Op initiatief van het Innovatieplatform kunnen kenniswerkers (bijvoorbeeld hoogleraren of promovendi) uit het buitenland via een voorziene greencardregeling eenvoudiger en veel sneller in Nederland aan de slag. Het stroperige traject bij de Immigratie en Naturalisatiedienst blijft hun daardoor bespaard. De IND eist echter wel een minimum inkomen van 45.000 euro of meer. Promovendi, postdocs en universitair docenten jonger dan dertig jaar hoeven niet aan deze norm te voldoen.
Studenten en stagiairs uit het buitenland vallen echter buiten de nieuwe regeling. Voor hen dreigt alles bij het oude te blijven. Zij krijgen een verblijfsvergunning van een jaar, die telkens verlengd moet worden, met alle administratieve rompslomp van dien. Buitenlandse gastonderzoekers die van een beurs uit eigen land moeten rondkomen hebben dezelfde problemen.
Voor organisaties als de VSNU, VNO-NCW, de HBO-raad, ISO en LSVb aanleiding om in de pen te klimmen.
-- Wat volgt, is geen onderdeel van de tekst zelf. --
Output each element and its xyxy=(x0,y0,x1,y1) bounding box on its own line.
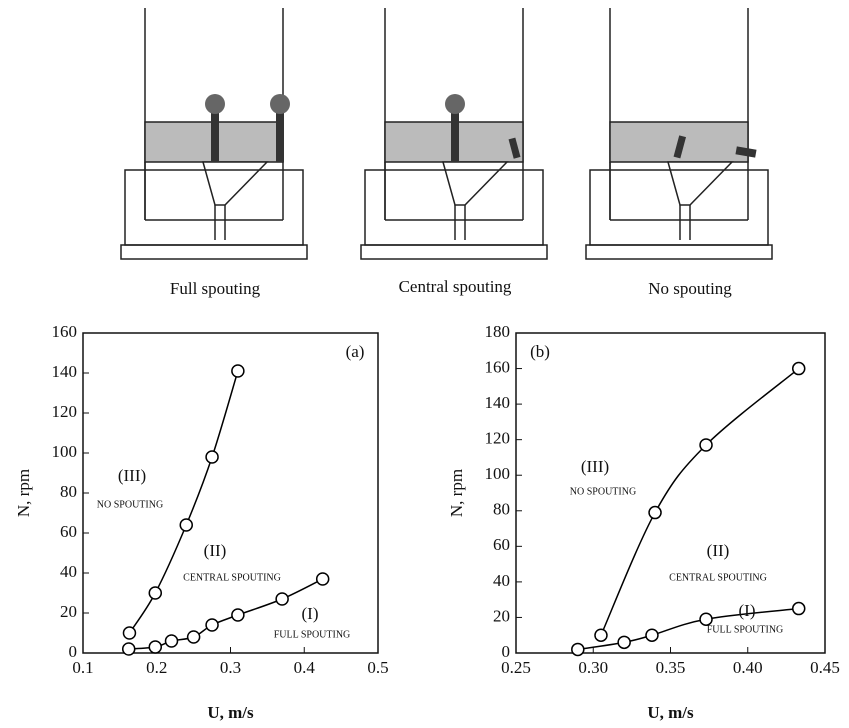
annotation: NO SPOUTING xyxy=(570,486,636,497)
marker xyxy=(617,635,631,650)
y-tick-label: 80 xyxy=(493,500,510,519)
annotation: (III) xyxy=(118,466,146,485)
annotation: FULL SPOUTING xyxy=(274,629,351,640)
y-tick-label: 100 xyxy=(52,442,78,461)
caption: Central spouting xyxy=(399,277,512,296)
y-tick-label: 60 xyxy=(493,535,510,554)
plot-frame xyxy=(82,332,379,654)
annotation: CENTRAL SPOUTING xyxy=(183,572,281,583)
caption: Full spouting xyxy=(170,279,261,298)
annotation: NO SPOUTING xyxy=(97,499,163,510)
marker xyxy=(791,361,806,376)
x-tick-label: 0.25 xyxy=(501,658,531,677)
marker xyxy=(571,642,585,657)
caption: No spouting xyxy=(648,279,732,298)
marker xyxy=(186,630,201,644)
marker xyxy=(699,612,713,626)
y-tick-label: 120 xyxy=(485,429,511,448)
diagram-central xyxy=(360,7,548,260)
annotation: (II) xyxy=(204,541,227,560)
y-tick-label: 80 xyxy=(60,482,77,501)
y-tick-label: 40 xyxy=(493,571,510,590)
y-tick-label: 120 xyxy=(52,402,78,421)
x-tick-label: 0.45 xyxy=(810,658,840,677)
diagram-full xyxy=(120,7,308,260)
y-tick-label: 60 xyxy=(60,522,77,541)
marker xyxy=(205,618,219,632)
marker xyxy=(315,572,330,586)
y-tick-label: 20 xyxy=(493,606,510,625)
marker xyxy=(148,640,163,654)
marker xyxy=(122,626,137,640)
x-tick-label: 0.30 xyxy=(578,658,608,677)
marker xyxy=(205,450,219,464)
y-tick-label: 160 xyxy=(52,322,78,341)
annotation: (II) xyxy=(707,541,730,560)
curve xyxy=(600,367,800,636)
x-tick-label: 0.1 xyxy=(72,658,93,677)
y-tick-label: 140 xyxy=(485,393,511,412)
y-tick-label: 20 xyxy=(60,602,77,621)
marker xyxy=(121,642,136,656)
x-tick-label: 0.40 xyxy=(733,658,763,677)
y-axis-label: N, rpm xyxy=(14,469,33,517)
annotation: FULL SPOUTING xyxy=(707,624,784,635)
marker xyxy=(594,628,608,642)
marker xyxy=(164,634,179,648)
y-tick-label: 40 xyxy=(60,562,77,581)
x-tick-label: 0.35 xyxy=(656,658,686,677)
x-tick-label: 0.4 xyxy=(294,658,316,677)
plot-frame xyxy=(515,332,826,654)
annotation: (b) xyxy=(530,342,550,361)
y-tick-label: 0 xyxy=(69,642,78,661)
y-tick-label: 100 xyxy=(485,464,511,483)
y-axis-label: N, rpm xyxy=(447,469,466,517)
y-tick-label: 160 xyxy=(485,357,511,376)
y-tick-label: 0 xyxy=(502,642,511,661)
marker xyxy=(645,628,659,642)
marker xyxy=(275,592,289,606)
diagram-none xyxy=(585,7,773,260)
x-tick-label: 0.2 xyxy=(146,658,167,677)
marker xyxy=(231,608,245,622)
marker xyxy=(148,586,163,600)
marker xyxy=(179,518,193,532)
y-tick-label: 180 xyxy=(485,322,511,341)
annotation: (I) xyxy=(739,601,756,620)
marker xyxy=(648,505,662,520)
annotation: (a) xyxy=(346,342,365,361)
marker xyxy=(231,364,245,378)
y-tick-label: 140 xyxy=(52,362,78,381)
marker xyxy=(699,438,713,452)
x-tick-label: 0.5 xyxy=(367,658,388,677)
x-axis-label: U, m/s xyxy=(207,703,254,722)
annotation: (III) xyxy=(581,457,609,476)
x-tick-label: 0.3 xyxy=(220,658,241,677)
annotation: CENTRAL SPOUTING xyxy=(669,572,767,583)
marker xyxy=(791,601,806,616)
annotation: (I) xyxy=(302,604,319,623)
x-axis-label: U, m/s xyxy=(647,703,694,722)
Zij achten de komst van buitenlandse studenten belangrijk voor de ontwikkeling van de kenniseconomie. Om die reden zouden ook de studenten en gastonderzoekers in de regeling moeten worden meegenomen.
De ondertekenaars willen op korte termijn met de minister overleggen. De koepelorganisaties willen eventueel een deel van de verantwoordelijkheid voor de nu buitengesloten groepen op zich nemen.
Het huidige kabinet is niet het eerste dat tot een goede regeling voor kenniswerkers probeert te komen. Eerder deden Paars II en Balkenende I een vergeefse poging. Minister Verdonk heeft nog niet op de brief gereageerd.
De oude verblijfsregeling zorgt intussen nog steeds voor de nodige overlast. Vorige week meldde de krant van Wageningen Universiteit dat buitenlandse promovendi in de problemen kwamen door grote achterstanden bij de IND. Ze konden bijvoorbeeld geen congressen volgen in het buitenland. (TdO/HOP)
Punt. Of had jij nog wat?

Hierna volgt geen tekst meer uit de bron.